Barbara needed her mother in those days of wretchedness, for she came and went as blind to the helpless misery which followed her always from the eyes of her father as she was heedless of who might read the misery in her own. She turned a chill, set face to the one attempt to help made by Miriam Burrell, who, at the first inkling of violence on the river and possible danger to Garry Devereau, had come rushing overnight into the hills, purposed never to leave them again unless it was with him, as the wife of the man she loved. Barbara wanted her mother, and when that occurred to Miss Sarah, the latter could no longer continue in pa.s.sive sympathy. Without compunction or loss of more time, she reversed a decision at which she had arrived herself only a short time before.

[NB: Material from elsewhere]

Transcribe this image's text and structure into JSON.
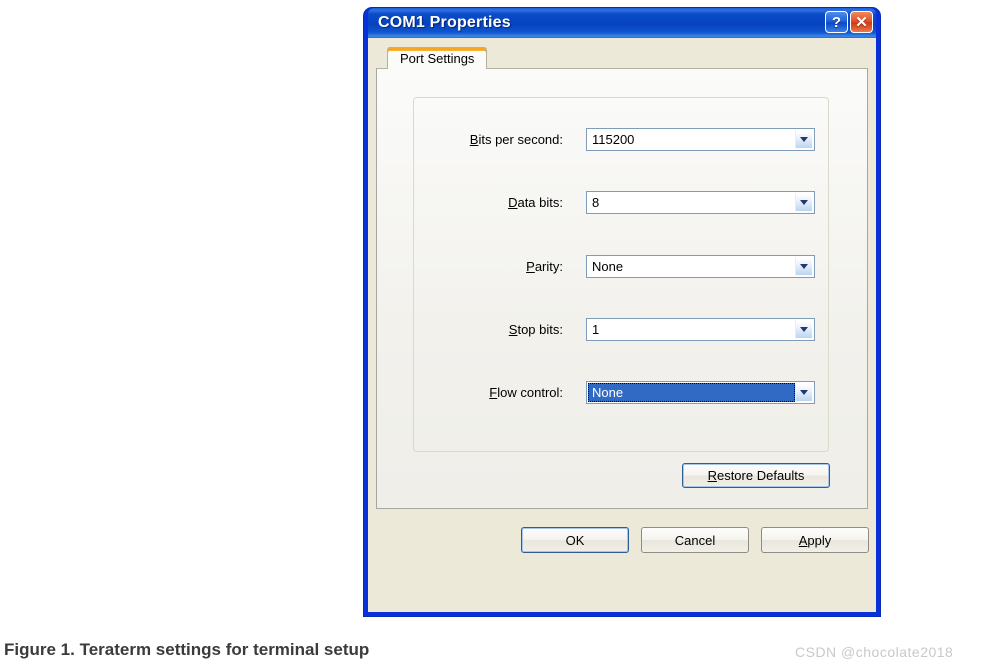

For Miss Sarah had stopped campaigning. Caleb, with fire in his eye, had brought her the story of how "her boy" Steve had broken Harrigan with his bare hands. She had had little to say concerning that episode, but her brother, noting that she did not condemn it as regrettable, wondered too that he had never noticed before how hard his sister's eyes could be. The news that Barbara was lost had reached Miss Sarah hours before Allison's private car brought the girl and her father and Hardwick Elliott back to Morrison. Thereupon, with her first glimpse of Barbara's wanly mute and suffering face, she had pieced the details together; she had told herself, with sorrow and understanding in her heart, that she must no longer interfere. And now, though she did summon Barbara to her, the end of the second endless day, it was with no thought for evasion or finesse. Barbara obeyed that summons reluctantly. In the face of an almost sullen light in the girl's eyes when she entered on lagging feet, the older woman knew that she could not have persisted in such an attempt, even had she planned to employ it. Additional warning was not needed, but Barbara's first words told her that the hour was long past for such methods.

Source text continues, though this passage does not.